A bordo do N600XL, também não havia qualquer indicação de que algo estava errado. Às 16:13, os pilotos terminaram os seus cálculos e guardaram o computador portátil, e a conversa passou a ser uma brincadeira. “Podemos fazer a aterragem hoje, só temos de nos despachar”, disse Lepore com uma risada. “Não há nada como bater no primeiro voo do maldito avião.”

“Eles dificultam tanto as coisas que não se consegue arranjar uma pista longa, sabe?”, disse Paladino. “Você fica preso numa merda de lugar no meio da Amazônia, desconhecido…” ele fez uma pausa, olhando pela janela. “Ah, é lindo. Não parece tão amazónico”, acrescentou.

“Não, também não parece”, disse Lepore. De facto, a Amazónia que outrora se estendia por esta parte do Brasil central há muito que tinha sido abatida.

Ao fundo, as transmissões do ATC e de outras aeronaves continuavam, em português. Mas nenhuma das chamadas era para eles.
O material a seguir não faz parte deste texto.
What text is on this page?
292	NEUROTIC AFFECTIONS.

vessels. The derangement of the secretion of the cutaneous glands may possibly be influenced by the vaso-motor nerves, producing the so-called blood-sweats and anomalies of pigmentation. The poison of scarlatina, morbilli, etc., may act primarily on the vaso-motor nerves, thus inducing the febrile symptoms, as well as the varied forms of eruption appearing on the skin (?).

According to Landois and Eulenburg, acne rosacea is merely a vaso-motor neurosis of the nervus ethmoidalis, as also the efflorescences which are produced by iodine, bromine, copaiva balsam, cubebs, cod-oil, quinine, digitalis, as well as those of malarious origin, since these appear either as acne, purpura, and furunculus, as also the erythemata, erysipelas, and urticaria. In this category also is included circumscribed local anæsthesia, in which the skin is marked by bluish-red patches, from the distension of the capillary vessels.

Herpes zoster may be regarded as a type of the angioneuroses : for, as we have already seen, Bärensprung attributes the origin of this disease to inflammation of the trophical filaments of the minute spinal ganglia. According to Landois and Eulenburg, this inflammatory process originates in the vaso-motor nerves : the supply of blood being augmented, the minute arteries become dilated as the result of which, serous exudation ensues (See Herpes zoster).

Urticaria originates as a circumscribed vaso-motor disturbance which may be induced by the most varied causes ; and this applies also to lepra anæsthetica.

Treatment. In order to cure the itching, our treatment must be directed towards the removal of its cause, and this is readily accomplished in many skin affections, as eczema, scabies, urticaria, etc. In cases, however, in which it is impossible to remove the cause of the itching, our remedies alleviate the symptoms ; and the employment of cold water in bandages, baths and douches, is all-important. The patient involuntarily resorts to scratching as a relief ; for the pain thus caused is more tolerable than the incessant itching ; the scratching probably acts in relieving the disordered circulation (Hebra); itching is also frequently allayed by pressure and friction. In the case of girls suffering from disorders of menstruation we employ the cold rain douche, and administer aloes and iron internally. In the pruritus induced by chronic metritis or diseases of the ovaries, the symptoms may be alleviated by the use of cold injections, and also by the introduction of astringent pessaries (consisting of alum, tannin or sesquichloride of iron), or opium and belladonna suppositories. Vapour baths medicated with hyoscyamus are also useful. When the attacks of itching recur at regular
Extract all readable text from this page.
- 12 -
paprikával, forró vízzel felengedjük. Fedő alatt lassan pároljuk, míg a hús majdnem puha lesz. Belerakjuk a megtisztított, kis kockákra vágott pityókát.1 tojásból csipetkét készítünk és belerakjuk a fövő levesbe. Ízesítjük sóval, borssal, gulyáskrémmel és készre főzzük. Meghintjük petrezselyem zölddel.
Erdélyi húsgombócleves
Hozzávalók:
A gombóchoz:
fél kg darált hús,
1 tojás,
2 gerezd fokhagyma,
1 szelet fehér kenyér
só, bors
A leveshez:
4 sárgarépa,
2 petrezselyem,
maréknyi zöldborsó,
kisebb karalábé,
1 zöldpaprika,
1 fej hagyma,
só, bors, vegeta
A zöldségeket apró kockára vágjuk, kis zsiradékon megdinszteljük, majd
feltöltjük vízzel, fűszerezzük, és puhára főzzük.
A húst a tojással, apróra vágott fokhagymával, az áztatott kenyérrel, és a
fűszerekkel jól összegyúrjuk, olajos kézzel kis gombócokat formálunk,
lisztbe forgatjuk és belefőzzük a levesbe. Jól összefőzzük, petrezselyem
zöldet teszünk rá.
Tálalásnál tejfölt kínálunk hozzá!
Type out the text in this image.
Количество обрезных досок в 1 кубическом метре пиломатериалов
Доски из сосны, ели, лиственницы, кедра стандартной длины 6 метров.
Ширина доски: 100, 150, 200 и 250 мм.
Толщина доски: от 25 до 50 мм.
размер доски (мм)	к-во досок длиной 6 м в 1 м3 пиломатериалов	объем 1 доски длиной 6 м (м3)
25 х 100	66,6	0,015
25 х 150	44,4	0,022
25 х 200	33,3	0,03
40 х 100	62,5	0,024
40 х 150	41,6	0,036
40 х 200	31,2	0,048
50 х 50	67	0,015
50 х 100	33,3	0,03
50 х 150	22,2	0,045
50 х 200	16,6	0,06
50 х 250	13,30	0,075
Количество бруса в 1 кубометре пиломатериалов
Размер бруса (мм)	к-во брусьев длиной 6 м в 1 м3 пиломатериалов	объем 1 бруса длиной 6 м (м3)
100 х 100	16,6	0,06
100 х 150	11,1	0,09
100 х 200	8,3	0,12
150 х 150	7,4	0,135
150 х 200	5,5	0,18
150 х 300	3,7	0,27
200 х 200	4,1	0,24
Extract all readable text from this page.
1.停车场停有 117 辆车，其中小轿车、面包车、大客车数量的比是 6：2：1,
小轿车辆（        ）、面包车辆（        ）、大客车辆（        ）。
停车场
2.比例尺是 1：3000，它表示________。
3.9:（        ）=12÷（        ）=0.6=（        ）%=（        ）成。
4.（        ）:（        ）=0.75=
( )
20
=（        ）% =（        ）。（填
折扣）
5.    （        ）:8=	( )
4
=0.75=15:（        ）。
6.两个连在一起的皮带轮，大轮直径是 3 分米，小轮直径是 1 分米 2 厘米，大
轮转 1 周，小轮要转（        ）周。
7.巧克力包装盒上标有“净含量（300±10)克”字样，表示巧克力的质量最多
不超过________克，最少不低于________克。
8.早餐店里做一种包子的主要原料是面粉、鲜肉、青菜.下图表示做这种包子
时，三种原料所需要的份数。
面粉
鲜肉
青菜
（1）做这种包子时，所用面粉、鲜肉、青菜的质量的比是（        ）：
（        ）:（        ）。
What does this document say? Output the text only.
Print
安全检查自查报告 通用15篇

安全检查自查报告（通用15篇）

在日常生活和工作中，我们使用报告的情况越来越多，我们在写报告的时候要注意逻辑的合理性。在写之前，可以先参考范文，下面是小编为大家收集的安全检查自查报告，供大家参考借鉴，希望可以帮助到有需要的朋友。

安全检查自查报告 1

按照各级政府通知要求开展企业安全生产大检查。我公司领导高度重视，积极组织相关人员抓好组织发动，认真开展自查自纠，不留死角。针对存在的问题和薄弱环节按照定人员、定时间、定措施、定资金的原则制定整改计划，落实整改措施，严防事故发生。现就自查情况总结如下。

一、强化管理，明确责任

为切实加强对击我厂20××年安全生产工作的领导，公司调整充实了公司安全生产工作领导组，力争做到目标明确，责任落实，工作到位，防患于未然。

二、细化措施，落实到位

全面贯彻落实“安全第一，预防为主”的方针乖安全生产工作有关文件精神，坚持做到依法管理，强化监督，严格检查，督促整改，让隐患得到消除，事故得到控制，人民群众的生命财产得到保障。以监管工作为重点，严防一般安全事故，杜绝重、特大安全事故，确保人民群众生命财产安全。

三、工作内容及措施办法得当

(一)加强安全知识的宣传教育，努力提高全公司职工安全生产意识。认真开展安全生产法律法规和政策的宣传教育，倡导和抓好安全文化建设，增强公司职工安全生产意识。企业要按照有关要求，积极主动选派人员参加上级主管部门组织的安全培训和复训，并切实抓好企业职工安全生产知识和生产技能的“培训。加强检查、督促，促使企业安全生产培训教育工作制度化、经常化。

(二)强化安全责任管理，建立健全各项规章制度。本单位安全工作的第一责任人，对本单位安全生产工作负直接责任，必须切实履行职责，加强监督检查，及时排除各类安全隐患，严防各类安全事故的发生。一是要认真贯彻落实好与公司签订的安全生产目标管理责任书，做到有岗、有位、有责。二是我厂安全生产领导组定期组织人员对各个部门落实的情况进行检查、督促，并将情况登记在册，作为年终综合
Entretanto, no centro de controlo, era altura de mudar de turno. O Sargento dos Santos desistiu do seu lugar na consola 8, a partir da qual controlava os sectores 7-9, e passou-o ao seu substituto, o Sargento Lucivando Tibúrcio de Alencar, de 27 anos. Ao informar Alencar sobre a situação, dos Santos mencionou que o N600XL estava no sector 7 no nível de voo 360, embora não estivesse. Não fez qualquer menção ao facto de o seu transponder ter falhado. Alencar também não tentou contactar imediatamente o N600XL. E, sem que ele soubesse, a sua última oportunidade de o fazer estava a desaparecer rapidamente.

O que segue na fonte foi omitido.